Position after Nationalisation of Banks: After nationalisation of banks in 1969 and 1980, the banks achieved geographical growth and people could avoid the private lenders. But, banks suffered losses year after year due to low efficiency, low productivity and bad performance of loan portfolio.

 

Further, the banks were curtailed by the Statutory Liquidity Ratio (SLR) and the Cash Reserve Ratio (CRR) which were at high percentages. The banks depended on the share brokers for arranging the call money deposits to meet these ratios. Brokers, in turn, availed overdraft facilities from the banks for collection of high value instruments pertaining to securities transactions with other banks.

 

Sick Industrial Companies Act (SICA), 1985: The government constituted the T. T. Tiwari Committee in 1981, to deal with sick industrial units. Based on the recommendations of this Committee, the Sick Industrial Companies (Special Provisions) Act (SICA), 1985 was approved by Parliament.

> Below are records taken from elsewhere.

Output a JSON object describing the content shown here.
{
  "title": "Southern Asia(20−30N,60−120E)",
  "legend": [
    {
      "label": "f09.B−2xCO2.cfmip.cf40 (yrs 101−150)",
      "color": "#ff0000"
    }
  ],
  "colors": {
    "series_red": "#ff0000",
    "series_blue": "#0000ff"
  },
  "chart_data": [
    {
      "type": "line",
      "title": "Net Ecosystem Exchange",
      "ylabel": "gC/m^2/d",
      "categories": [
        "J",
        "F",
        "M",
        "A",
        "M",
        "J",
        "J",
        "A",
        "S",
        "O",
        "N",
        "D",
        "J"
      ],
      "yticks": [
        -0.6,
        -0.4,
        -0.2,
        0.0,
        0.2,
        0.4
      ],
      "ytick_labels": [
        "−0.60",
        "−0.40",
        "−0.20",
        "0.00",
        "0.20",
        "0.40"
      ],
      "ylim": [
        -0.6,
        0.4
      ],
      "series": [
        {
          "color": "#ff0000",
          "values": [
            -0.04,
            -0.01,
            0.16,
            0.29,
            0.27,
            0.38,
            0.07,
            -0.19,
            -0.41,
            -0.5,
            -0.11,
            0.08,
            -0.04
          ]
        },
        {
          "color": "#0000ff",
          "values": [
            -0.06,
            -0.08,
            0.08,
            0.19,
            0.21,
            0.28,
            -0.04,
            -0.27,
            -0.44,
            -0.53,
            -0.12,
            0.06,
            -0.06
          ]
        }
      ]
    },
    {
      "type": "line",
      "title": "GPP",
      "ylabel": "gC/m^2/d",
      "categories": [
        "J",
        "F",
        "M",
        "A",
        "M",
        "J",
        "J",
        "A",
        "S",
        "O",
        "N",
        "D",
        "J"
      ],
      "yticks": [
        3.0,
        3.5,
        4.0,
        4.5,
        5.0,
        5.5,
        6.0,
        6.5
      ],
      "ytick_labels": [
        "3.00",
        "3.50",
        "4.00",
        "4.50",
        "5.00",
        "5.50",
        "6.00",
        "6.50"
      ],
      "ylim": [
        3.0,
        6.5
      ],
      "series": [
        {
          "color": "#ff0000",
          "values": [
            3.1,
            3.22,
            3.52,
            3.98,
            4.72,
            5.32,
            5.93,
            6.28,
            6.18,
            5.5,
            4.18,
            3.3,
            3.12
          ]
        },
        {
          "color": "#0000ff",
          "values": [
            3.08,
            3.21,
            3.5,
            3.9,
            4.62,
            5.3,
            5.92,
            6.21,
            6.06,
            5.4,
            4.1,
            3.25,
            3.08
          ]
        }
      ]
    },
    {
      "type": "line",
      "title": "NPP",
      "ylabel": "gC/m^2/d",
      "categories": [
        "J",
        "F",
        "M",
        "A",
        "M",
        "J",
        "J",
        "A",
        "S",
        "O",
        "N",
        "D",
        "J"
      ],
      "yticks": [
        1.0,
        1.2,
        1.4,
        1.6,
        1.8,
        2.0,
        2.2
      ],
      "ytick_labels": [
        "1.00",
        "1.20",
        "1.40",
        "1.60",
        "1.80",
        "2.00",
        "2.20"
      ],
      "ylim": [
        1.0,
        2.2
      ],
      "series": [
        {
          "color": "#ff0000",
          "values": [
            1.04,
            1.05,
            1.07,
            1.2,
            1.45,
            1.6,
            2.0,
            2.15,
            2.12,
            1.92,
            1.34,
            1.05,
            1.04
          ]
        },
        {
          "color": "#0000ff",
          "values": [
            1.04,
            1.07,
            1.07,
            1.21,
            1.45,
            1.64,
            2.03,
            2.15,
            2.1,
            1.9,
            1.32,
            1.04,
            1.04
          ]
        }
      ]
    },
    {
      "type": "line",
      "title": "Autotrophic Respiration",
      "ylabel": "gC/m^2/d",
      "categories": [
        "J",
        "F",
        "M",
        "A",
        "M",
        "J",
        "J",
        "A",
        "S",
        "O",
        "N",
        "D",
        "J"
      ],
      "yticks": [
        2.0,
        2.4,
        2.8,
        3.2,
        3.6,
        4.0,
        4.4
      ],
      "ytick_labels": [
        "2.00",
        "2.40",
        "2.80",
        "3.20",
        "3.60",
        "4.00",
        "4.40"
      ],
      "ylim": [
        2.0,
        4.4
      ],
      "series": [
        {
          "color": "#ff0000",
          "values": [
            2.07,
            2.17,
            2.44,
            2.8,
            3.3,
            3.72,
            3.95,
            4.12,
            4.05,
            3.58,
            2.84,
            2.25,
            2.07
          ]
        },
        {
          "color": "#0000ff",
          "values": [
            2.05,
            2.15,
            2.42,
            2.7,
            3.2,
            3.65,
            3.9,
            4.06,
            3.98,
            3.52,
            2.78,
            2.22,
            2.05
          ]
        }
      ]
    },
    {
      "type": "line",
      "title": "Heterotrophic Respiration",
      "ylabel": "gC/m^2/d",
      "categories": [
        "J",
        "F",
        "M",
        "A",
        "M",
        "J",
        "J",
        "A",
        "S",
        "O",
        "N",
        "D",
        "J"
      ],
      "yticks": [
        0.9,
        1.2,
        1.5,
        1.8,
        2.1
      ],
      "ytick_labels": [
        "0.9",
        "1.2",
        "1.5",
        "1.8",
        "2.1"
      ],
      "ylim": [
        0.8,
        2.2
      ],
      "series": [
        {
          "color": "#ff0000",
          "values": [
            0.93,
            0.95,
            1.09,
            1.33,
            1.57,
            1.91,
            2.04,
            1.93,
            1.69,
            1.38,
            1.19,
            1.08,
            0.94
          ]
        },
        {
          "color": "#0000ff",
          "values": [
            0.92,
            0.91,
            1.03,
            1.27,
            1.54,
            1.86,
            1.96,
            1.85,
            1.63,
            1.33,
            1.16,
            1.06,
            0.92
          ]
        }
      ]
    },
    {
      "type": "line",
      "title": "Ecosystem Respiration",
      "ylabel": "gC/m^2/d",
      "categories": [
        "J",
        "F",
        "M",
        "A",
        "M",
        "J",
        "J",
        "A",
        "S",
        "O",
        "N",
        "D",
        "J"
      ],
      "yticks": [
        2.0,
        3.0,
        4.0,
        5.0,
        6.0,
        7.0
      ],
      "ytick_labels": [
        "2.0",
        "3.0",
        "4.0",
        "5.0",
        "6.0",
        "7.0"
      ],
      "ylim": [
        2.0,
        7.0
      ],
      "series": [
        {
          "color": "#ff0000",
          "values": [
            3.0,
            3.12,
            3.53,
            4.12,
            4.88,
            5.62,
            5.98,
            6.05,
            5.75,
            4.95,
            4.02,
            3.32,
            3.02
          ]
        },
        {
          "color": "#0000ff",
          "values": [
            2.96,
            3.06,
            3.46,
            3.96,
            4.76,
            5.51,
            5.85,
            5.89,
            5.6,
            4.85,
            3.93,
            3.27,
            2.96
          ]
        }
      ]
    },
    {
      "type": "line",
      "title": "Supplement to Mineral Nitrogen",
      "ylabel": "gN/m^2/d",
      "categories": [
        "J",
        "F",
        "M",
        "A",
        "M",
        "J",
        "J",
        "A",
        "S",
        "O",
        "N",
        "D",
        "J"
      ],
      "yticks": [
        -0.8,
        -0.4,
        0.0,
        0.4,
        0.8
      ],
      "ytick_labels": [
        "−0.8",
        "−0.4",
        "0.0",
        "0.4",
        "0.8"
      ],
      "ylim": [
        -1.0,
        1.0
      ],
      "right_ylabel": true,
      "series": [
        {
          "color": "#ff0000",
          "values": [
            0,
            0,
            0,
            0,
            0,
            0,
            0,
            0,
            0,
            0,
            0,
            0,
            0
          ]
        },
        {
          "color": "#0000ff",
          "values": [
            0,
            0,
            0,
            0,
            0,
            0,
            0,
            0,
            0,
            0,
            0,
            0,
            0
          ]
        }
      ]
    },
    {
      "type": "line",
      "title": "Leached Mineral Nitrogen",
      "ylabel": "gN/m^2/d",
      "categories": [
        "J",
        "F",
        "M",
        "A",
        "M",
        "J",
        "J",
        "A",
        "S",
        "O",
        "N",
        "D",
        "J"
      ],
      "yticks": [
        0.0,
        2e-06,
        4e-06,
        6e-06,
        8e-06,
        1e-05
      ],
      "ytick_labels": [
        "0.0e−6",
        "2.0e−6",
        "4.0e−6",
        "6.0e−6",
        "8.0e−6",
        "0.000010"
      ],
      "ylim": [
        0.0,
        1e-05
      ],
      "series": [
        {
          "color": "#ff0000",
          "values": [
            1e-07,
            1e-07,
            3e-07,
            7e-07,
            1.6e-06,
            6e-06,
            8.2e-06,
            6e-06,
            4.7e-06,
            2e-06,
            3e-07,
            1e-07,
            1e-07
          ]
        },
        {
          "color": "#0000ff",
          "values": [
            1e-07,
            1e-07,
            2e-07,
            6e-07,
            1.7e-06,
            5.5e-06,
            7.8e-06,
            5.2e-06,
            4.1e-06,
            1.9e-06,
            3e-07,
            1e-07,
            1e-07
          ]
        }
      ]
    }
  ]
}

SICA dealt with both, private and public companies, with the objective of, “determining sickness and expediting the revival of potentially viable units or closure of unviable units”. Under SICA, the Board of Industrial and Financial Reconstruction (BIFR) was set up to assess the viability of industrial companies and refer unviable companies to high courts for liquidation.

 

SICA was mostly ineffective in the revival or liquidation of sick industrial units. The lengthy, sometimes even never-ending legal proceedings in BIFR and the high courts rendered the law ineffective. Courts often slowed the liquidation of companies recommended by BIFR and acted outside the remit of SICA to protect the interests of workers. BIFR, and in several cases the high courts, did not take a broader view of the implications of their judgments, which proved counter-productive in protecting workers’ interest or the financial sector and overall business sentiment.

 

Under the SICA Act, owners/directors remained at the helm of companies during BIFR proceedings. The BIFR Tribunal acquired the reputation of a ‘haven’ for debtor companies to seek shelter from their creditors for decades, with corporate owners-managers siphoning off assets in the interim. This made debt recovery difficult, if not impossible, even if BIFR eventually ordered liquidation of the company concerned. In summary, SICA proved to be a major hurdle in effective implementation of subsequent legislative reforms to address insolvency cases.

 

The SICA was repealed in December 2016.

 

Securities Scam and the position thereafter: The securities scam surfaced in 1990-91 wherein sham transactions were found and no physical transfer of securities took place. Due to the same, many banks suffered losses. Further, unscrupulous borrowers took loans and never paid back. The remedy for the banks was with civil courts which took a lot of time.

 

Narasimham-I Committee: In the aftermath of Securities Scam, Government of India constituted Narasimham-1 Committee to review and suggest the aspects relating to structure, organisation procedures for functioning of the financial system. This Committee was also called the Banking Sector Reforms Committee. The recommendations of the Committee were:

 

i.              Reduction in rates of SLR and CRR

ii.            Stipulation of capital adequacy norms

iii.           Adopting uniform practices with regard to income recognition, asset classification and provisioning against bad and doubtful debts.

iv.           Setting up special tribunals for recovery of debts

v.            Setting up of Asset Reconstruction Fund to be used by banks to shore up their balance sheets.